Tag Archives: William Carlos Williams

There’s more enterprise

30 Mar

When I listen NPR’s This I Believe, I start to feel sorry for myself.  All those people earnestly believing things.

I could be a regular contributor to a cranky spin-off called This I Don’t Believe, but I think most people can conjure those feelings without my help.

But I do like (let’s leave belief out of it) playing with words, especially riffing on a poem as if I’d wrought it.  It’s a silly passion.  But I’m not the only fool who’s caught it.

Check out what Kenneth Koch does with “This is Just to Say,” the very William Carlos Williams poem that charmed me a few months ago.  You can’t miss Koch’s wink at Williams (“I have eaten the plums…”) in the first three lines:

To High Spirits

You have taken the vodka
That I was probably
Saving for tomorrow.
Go on and take it
For there’s more enterprise
In waking naked.

And what about those last three lines?  “Go on and take it” sounds like a hangover talking, followed by the suddenly literary “for there’s more enterprise,” and then back down in tone for the big finish: “in waking naked.”

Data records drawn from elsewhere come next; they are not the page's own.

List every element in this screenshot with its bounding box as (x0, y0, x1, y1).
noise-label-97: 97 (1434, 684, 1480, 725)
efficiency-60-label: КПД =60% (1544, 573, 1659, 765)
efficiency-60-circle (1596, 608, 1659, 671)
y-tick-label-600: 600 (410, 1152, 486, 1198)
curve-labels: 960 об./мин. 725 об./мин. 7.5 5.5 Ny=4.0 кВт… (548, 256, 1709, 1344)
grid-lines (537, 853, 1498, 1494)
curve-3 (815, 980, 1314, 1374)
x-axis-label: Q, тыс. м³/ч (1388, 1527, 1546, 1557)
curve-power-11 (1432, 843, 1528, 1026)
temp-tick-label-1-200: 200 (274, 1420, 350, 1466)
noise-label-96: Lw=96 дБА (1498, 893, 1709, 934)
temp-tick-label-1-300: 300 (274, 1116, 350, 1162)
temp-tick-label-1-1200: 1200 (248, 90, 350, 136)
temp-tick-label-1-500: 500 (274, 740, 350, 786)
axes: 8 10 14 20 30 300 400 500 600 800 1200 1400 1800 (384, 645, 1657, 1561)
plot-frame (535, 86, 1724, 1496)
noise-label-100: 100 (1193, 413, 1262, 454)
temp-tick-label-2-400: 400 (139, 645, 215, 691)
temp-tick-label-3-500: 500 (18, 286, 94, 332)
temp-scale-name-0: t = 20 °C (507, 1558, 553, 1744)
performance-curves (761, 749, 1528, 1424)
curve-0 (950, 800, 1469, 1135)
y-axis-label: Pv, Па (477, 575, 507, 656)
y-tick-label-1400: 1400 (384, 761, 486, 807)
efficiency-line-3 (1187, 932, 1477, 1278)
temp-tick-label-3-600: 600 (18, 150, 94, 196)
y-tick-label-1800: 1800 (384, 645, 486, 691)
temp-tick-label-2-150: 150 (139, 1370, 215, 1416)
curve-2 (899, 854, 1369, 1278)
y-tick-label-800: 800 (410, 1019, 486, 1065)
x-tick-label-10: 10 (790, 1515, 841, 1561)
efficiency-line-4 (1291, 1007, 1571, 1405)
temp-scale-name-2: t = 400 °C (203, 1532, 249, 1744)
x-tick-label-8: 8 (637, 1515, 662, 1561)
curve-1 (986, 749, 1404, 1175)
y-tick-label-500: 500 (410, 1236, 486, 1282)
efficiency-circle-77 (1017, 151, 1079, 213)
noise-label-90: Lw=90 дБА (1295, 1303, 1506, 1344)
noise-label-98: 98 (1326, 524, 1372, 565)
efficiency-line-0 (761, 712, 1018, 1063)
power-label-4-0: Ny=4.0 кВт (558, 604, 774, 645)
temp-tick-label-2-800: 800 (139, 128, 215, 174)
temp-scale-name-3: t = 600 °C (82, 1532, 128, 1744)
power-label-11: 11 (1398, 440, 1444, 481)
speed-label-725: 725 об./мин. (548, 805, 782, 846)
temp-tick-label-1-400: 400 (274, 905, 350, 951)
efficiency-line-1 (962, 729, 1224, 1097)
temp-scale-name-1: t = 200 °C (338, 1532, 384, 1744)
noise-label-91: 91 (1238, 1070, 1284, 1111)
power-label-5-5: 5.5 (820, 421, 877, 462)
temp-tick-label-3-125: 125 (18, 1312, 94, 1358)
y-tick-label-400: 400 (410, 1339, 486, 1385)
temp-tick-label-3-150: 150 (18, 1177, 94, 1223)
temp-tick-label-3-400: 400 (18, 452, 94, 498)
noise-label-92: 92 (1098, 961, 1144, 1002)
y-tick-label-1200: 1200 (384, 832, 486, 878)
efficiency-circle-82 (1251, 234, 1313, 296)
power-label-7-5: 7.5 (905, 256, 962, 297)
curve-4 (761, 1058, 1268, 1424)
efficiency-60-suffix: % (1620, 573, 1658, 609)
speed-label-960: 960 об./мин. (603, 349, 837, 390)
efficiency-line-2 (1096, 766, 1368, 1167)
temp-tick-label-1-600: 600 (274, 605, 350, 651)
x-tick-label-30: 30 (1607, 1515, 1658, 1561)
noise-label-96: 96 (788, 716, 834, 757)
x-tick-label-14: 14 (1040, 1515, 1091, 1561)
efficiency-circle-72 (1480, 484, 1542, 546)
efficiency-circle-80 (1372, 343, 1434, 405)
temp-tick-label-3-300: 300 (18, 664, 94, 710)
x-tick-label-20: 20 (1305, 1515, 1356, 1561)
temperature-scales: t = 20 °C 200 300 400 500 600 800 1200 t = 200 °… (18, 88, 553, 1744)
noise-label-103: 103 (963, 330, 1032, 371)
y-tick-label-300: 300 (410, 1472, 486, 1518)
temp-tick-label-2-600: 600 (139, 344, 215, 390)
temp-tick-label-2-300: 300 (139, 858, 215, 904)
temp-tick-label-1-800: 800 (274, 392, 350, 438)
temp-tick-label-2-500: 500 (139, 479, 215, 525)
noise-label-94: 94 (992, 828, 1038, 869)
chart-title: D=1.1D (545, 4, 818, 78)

This poem winks twice.  Once at Williams, and, then, at Yeats.

You’ll see what I mean, and I bet you’ll like Kenneth Koch even more.  Here is “The Coat” by William Butler Yeats:

I made my song a coat
Covered with embroideries
Out of old mythologies
From heel to throat;
But the fools caught it,
Wore it in the world’s eyes
As though they’d wrought it.
Song, let them take it,
For there’s more enterprise
In walking naked.

This is just to say that I love the game that Koch is playing.  There’s enterprise in it.

April is National Poetry Month.  Grab some poem (go on and take it!) and wear it in the world’s eyes.  Yeats and Koch don’t mind.  I bet Williams doesn’t either.